I don’t knit many sweaters. And when I do, they aren’t usually for me. But I was drawn to Pam Allen’s Comfy Cardigan from Clara Parkes’s Knitters Book of Wool. A friend knit it and recommended that it was one of her most comfortable sweaters. I’m a fan of slipped stitch and the honeycomb pattern of the bodice looked like it would be fun. It was. Twice.

First, I decided to modify the pattern to make it larger by adding honeycombs. Hmm. It seemed like a good idea, but before I was done I had a sweater with a 79 and 1/2 inch chest. That’s about two Dolly Partons and would not do. In my own defense, the sweater is unusually constructed and I did not understand exactly where I was in it most of the time. You start in the middle of the back with a provisional cast on and work to the edge of the back. Then you make a similar piece for the front. You join the pieces, and that’s where the sizing change occurs. Knit for a bit, cast off for the sleeve cut-out and then knit down to the cuff. Now back to that mid-back provisional cast-on and knit all the same sections for the other side. You pick up hundreds of stitches at the bodice and knit until it’s the length you want. A bit of ribbing, and you’re done.

After my Dolly Parton sojourn, I ripped back almost to the beginning and began again. This time I followed the pattern exactly, for the largest size. I was about 1/2 stitch per 4 inches above gauge, which ended up working out fairly well for me size-wise.

Maybe because of the somewhat lightweight worsted I used, Berrocco’s Vintage, this doesn’t have quite the “body” that might be best. The feel of it is soft and quite nice. But it isn’t doing too well with its rather dainty buttonholes, buttonband, and ribbing. Despite steaming, the buttonband and ribbing is curling some. I will tackle it again with more aggressive steaming.

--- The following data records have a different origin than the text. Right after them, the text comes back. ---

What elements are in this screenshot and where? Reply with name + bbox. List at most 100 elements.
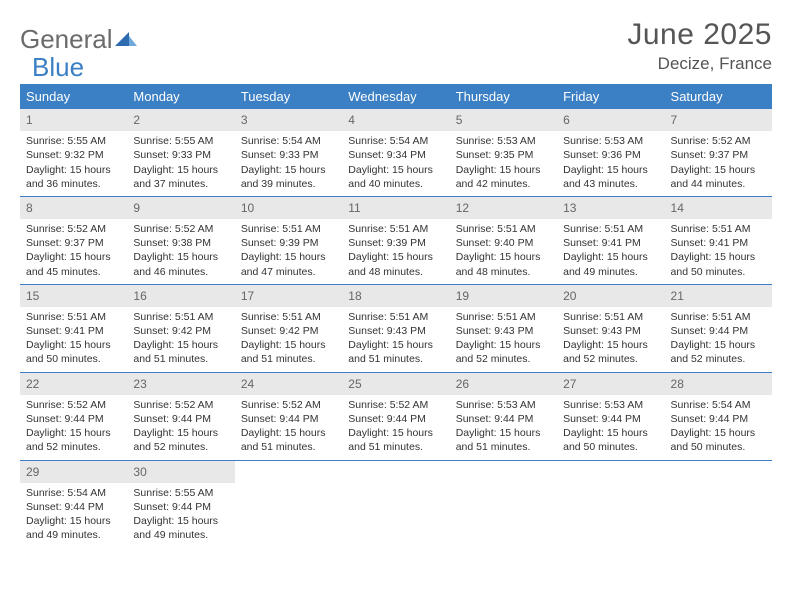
daylight-text: Daylight: 15 hours [241, 163, 336, 177]
daylight-text: and 45 minutes. [26, 265, 121, 279]
sunrise-text: Sunrise: 5:53 AM [563, 398, 658, 412]
daylight-text: Daylight: 15 hours [133, 338, 228, 352]
calendar-cell: 8Sunrise: 5:52 AMSunset: 9:37 PMDaylight… [20, 196, 127, 284]
month-title: June 2025 [627, 18, 772, 52]
sunset-text: Sunset: 9:40 PM [456, 236, 551, 250]
day-body: Sunrise: 5:51 AMSunset: 9:41 PMDaylight:… [557, 219, 664, 284]
daylight-text: Daylight: 15 hours [563, 426, 658, 440]
day-number: 20 [557, 285, 664, 307]
sunset-text: Sunset: 9:41 PM [671, 236, 766, 250]
day-body: Sunrise: 5:52 AMSunset: 9:37 PMDaylight:… [665, 131, 772, 196]
daylight-text: and 49 minutes. [133, 528, 228, 542]
calendar-cell: 11Sunrise: 5:51 AMSunset: 9:39 PMDayligh… [342, 196, 449, 284]
daylight-text: and 48 minutes. [456, 265, 551, 279]
day-number: 25 [342, 373, 449, 395]
daylight-text: and 43 minutes. [563, 177, 658, 191]
sunset-text: Sunset: 9:41 PM [26, 324, 121, 338]
calendar-cell: 3Sunrise: 5:54 AMSunset: 9:33 PMDaylight… [235, 109, 342, 196]
day-body: Sunrise: 5:51 AMSunset: 9:43 PMDaylight:… [557, 307, 664, 372]
day-body: Sunrise: 5:52 AMSunset: 9:44 PMDaylight:… [127, 395, 234, 460]
day-header: Friday [557, 84, 664, 109]
sunrise-text: Sunrise: 5:52 AM [348, 398, 443, 412]
day-body: Sunrise: 5:52 AMSunset: 9:37 PMDaylight:… [20, 219, 127, 284]
day-body: Sunrise: 5:51 AMSunset: 9:43 PMDaylight:… [342, 307, 449, 372]
title-block: June 2025 Decize, France [627, 18, 772, 74]
daylight-text: and 46 minutes. [133, 265, 228, 279]
daylight-text: Daylight: 15 hours [133, 426, 228, 440]
daylight-text: Daylight: 15 hours [348, 163, 443, 177]
calendar-cell: 23Sunrise: 5:52 AMSunset: 9:44 PMDayligh… [127, 372, 234, 460]
sunset-text: Sunset: 9:44 PM [26, 412, 121, 426]
calendar-cell: 9Sunrise: 5:52 AMSunset: 9:38 PMDaylight… [127, 196, 234, 284]
logo: General [20, 18, 137, 55]
daylight-text: and 49 minutes. [26, 528, 121, 542]
sunrise-text: Sunrise: 5:52 AM [241, 398, 336, 412]
calendar-week: 29Sunrise: 5:54 AMSunset: 9:44 PMDayligh… [20, 460, 772, 547]
sunrise-text: Sunrise: 5:52 AM [26, 398, 121, 412]
day-body: Sunrise: 5:51 AMSunset: 9:41 PMDaylight:… [665, 219, 772, 284]
daylight-text: and 50 minutes. [26, 352, 121, 366]
day-number: 19 [450, 285, 557, 307]
calendar-cell: 17Sunrise: 5:51 AMSunset: 9:42 PMDayligh… [235, 284, 342, 372]
sunrise-text: Sunrise: 5:51 AM [348, 222, 443, 236]
day-number: 16 [127, 285, 234, 307]
day-number: 4 [342, 109, 449, 131]
day-body: Sunrise: 5:52 AMSunset: 9:38 PMDaylight:… [127, 219, 234, 284]
calendar-cell: .. [665, 460, 772, 547]
sunrise-text: Sunrise: 5:51 AM [241, 310, 336, 324]
day-number: 7 [665, 109, 772, 131]
calendar-week: 8Sunrise: 5:52 AMSunset: 9:37 PMDaylight… [20, 196, 772, 284]
day-number: 22 [20, 373, 127, 395]
daylight-text: Daylight: 15 hours [456, 163, 551, 177]
sunset-text: Sunset: 9:38 PM [133, 236, 228, 250]
sunset-text: Sunset: 9:44 PM [563, 412, 658, 426]
sunset-text: Sunset: 9:41 PM [563, 236, 658, 250]
day-number: 8 [20, 197, 127, 219]
sunset-text: Sunset: 9:44 PM [133, 500, 228, 514]
day-header: Thursday [450, 84, 557, 109]
daylight-text: Daylight: 15 hours [241, 250, 336, 264]
calendar-cell: .. [235, 460, 342, 547]
daylight-text: Daylight: 15 hours [26, 514, 121, 528]
day-body: Sunrise: 5:51 AMSunset: 9:41 PMDaylight:… [20, 307, 127, 372]
sunset-text: Sunset: 9:43 PM [563, 324, 658, 338]
sunrise-text: Sunrise: 5:51 AM [563, 310, 658, 324]
day-body: Sunrise: 5:51 AMSunset: 9:39 PMDaylight:… [342, 219, 449, 284]
daylight-text: and 47 minutes. [241, 265, 336, 279]
sunrise-text: Sunrise: 5:54 AM [241, 134, 336, 148]
day-header: Saturday [665, 84, 772, 109]
day-body: Sunrise: 5:54 AMSunset: 9:44 PMDaylight:… [20, 483, 127, 548]
daylight-text: and 39 minutes. [241, 177, 336, 191]
calendar-cell: .. [342, 460, 449, 547]
daylight-text: and 49 minutes. [563, 265, 658, 279]
calendar-cell: 21Sunrise: 5:51 AMSunset: 9:44 PMDayligh… [665, 284, 772, 372]
daylight-text: Daylight: 15 hours [241, 426, 336, 440]
sunset-text: Sunset: 9:44 PM [671, 412, 766, 426]
day-number: 26 [450, 373, 557, 395]
sunset-text: Sunset: 9:43 PM [456, 324, 551, 338]
sunset-text: Sunset: 9:44 PM [671, 324, 766, 338]
sunset-text: Sunset: 9:44 PM [241, 412, 336, 426]
day-header: Tuesday [235, 84, 342, 109]
calendar-head: SundayMondayTuesdayWednesdayThursdayFrid… [20, 84, 772, 109]
day-number: 5 [450, 109, 557, 131]
sunset-text: Sunset: 9:44 PM [348, 412, 443, 426]
calendar-cell: 10Sunrise: 5:51 AMSunset: 9:39 PMDayligh… [235, 196, 342, 284]
sunrise-text: Sunrise: 5:54 AM [26, 486, 121, 500]
sunset-text: Sunset: 9:33 PM [133, 148, 228, 162]
calendar-cell: 13Sunrise: 5:51 AMSunset: 9:41 PMDayligh… [557, 196, 664, 284]
daylight-text: and 52 minutes. [671, 352, 766, 366]
sunrise-text: Sunrise: 5:52 AM [133, 222, 228, 236]
calendar-cell: 27Sunrise: 5:53 AMSunset: 9:44 PMDayligh… [557, 372, 664, 460]
day-number: 1 [20, 109, 127, 131]
calendar-week: 15Sunrise: 5:51 AMSunset: 9:41 PMDayligh… [20, 284, 772, 372]
daylight-text: and 52 minutes. [563, 352, 658, 366]
sunset-text: Sunset: 9:39 PM [348, 236, 443, 250]
sunrise-text: Sunrise: 5:52 AM [26, 222, 121, 236]
day-number: 15 [20, 285, 127, 307]
daylight-text: and 37 minutes. [133, 177, 228, 191]
calendar-week: 1Sunrise: 5:55 AMSunset: 9:32 PMDaylight… [20, 109, 772, 196]
calendar-cell: 29Sunrise: 5:54 AMSunset: 9:44 PMDayligh… [20, 460, 127, 547]
daylight-text: and 51 minutes. [241, 352, 336, 366]
sunset-text: Sunset: 9:44 PM [456, 412, 551, 426]
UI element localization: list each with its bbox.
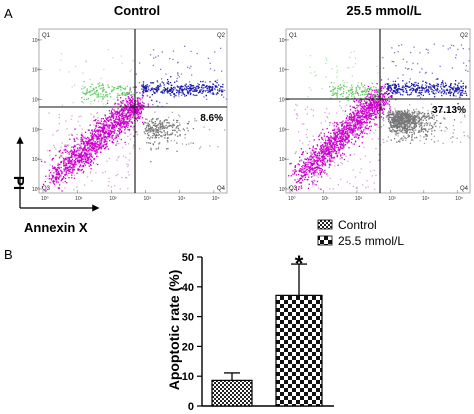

Rather than shop for the perfect buttons, I used some nice wooden ones I had in my stash. They’re a bit too beefy and I’ll probably swap them out soon for something more lightweight. I’d like the sweater’s honeycomb pattern to catch the eye, more so than my button choice.

This turned to be a rather quick knit, as sweaters go. True to it’s name, it’s very comfy. The side-to-side construction assures that nothing binds.